First published on http://www.theamericanconservative.com/
Nicholas Carr notes a steep decline in the growth rate of e-book readership, which increased at only 5 percent in the first quarter of 2013. E-books are still an expanding market—again this is a slowdown in the rate of growth, not a decline in overall sales—but Carr wonders whether they might soon reach at a plateau. He writes:
E-books are still taking share from printed books, sales of which declined by 4.7 percent in the quarter, but the anemic growth of the electronic market calls into question the strength of the so-called “digital revolution” in the book business. E-books now represent a bit less than 25 percent of total book sales. That’s a healthy share, but it’s still a long way from dominance. The AAP findings are backed up by a remarkable new Nielsen report indicating that worldwide e-book sales actually declined slightly in the first quarter from year-earlier levels—something that would have seemed inconceivable a couple of years ago.
Carr has number of thoughts about what might be contributing to this slowdown, and he’s particularly curious whether the success of multitasking tablet devices relative to dedicated e-readers is a factor. There’s a lot more to do with an iPad than just read e-books, which can’t really be said about the older generation of Kindle….
I suspect another point Carr raises may be more significant:
The early adopters, who tend also to be the enthusiastic adopters, have already made their move to e-books. Further converts will be harder to come by, particularly given the fact that 59 percent of American book readers say they have “no interest” in e-books, according to the Bowker report.

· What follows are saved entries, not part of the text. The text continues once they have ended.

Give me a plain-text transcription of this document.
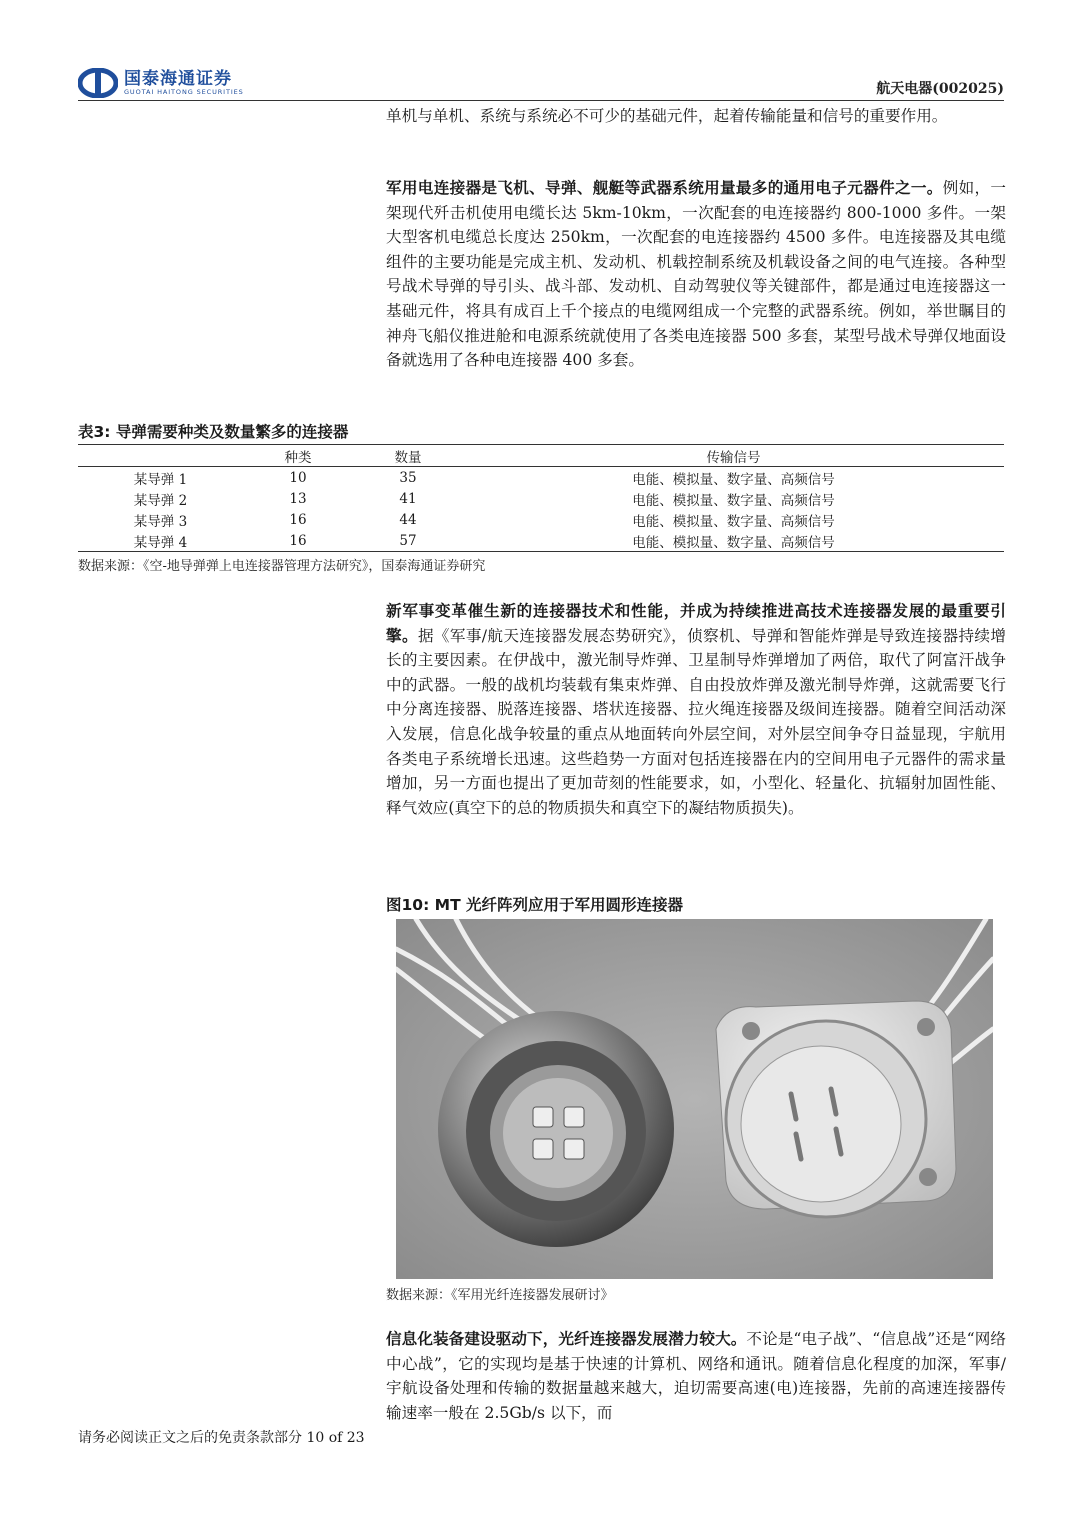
国泰海通证券
GUOTAI HAITONG SECURITIES	航天电器(002025)
单机与单机、系统与系统必不可少的基础元件，起着传输能量和信号的重要作用。
军用电连接器是飞机、导弹、舰艇等武器系统用量最多的通用电子元器件之一。例如，一架现代歼击机使用电缆长达 5km-10km，一次配套的电连接器约 800-1000 多件。一架大型客机电缆总长度达 250km，一次配套的电连接器约 4500 多件。电连接器及其电缆组件的主要功能是完成主机、发动机、机载控制系统及机载设备之间的电气连接。各种型号战术导弹的导引头、战斗部、发动机、自动驾驶仪等关键部件，都是通过电连接器这一基础元件，将具有成百上千个接点的电缆网组成一个完整的武器系统。例如，举世瞩目的神舟飞船仪推进舱和电源系统就使用了各类电连接器 500 多套，某型号战术导弹仅地面设备就选用了各种电连接器 400 多套。
表3: 导弹需要种类及数量繁多的连接器
	种类	数量	传输信号
某导弹 1	10	35	电能、模拟量、数字量、高频信号
某导弹 2	13	41	电能、模拟量、数字量、高频信号
某导弹 3	16	44	电能、模拟量、数字量、高频信号
某导弹 4	16	57	电能、模拟量、数字量、高频信号
数据来源：《空-地导弹弹上电连接器管理方法研究》，国泰海通证券研究
新军事变革催生新的连接器技术和性能，并成为持续推进高技术连接器发展的最重要引擎。据《军事/航天连接器发展态势研究》，侦察机、导弹和智能炸弹是导致连接器持续增长的主要因素。在伊战中，激光制导炸弹、卫星制导炸弹增加了两倍，取代了阿富汗战争中的武器。一般的战机均装载有集束炸弹、自由投放炸弹及激光制导炸弹，这就需要飞行中分离连接器、脱落连接器、塔状连接器、拉火绳连接器及级间连接器。随着空间活动深入发展，信息化战争较量的重点从地面转向外层空间，对外层空间争夺日益显现，宇航用各类电子系统增长迅速。这些趋势一方面对包括连接器在内的空间用电子元器件的需求量增加，另一方面也提出了更加苛刻的性能要求，如，小型化、轻量化、抗辐射加固性能、释气效应(真空下的总的物质损失和真空下的凝结物质损失)。
图10: MT 光纤阵列应用于军用圆形连接器
数据来源：《军用光纤连接器发展研讨》
信息化装备建设驱动下，光纤连接器发展潜力较大。不论是“电子战”、“信息战”还是“网络中心战”，它的实现均是基于快速的计算机、网络和通讯。随着信息化程度的加深，军事/宇航设备处理和传输的数据量越来越大，迫切需要高速(电)连接器，先前的高速连接器传输速率一般在 2.5Gb/s 以下，而
请务必阅读正文之后的免责条款部分 10 of 23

There’s more to this than just early adopters. The book-reading public is presumably disproportionately older (but see below) and therefore less likely than younger Americans to adopt new technologies quickly. A segment of middle-aged and older readers are more technologically adventurous than most, and that segment may indeed have already made their transition to e-books, while their peers aren’t interested at all in books without pulp and glue. The bigger question is what becomes of younger Americans: are they going to read books at all, and if they do, will they be more inclined over time to read e-books rather than bound ones?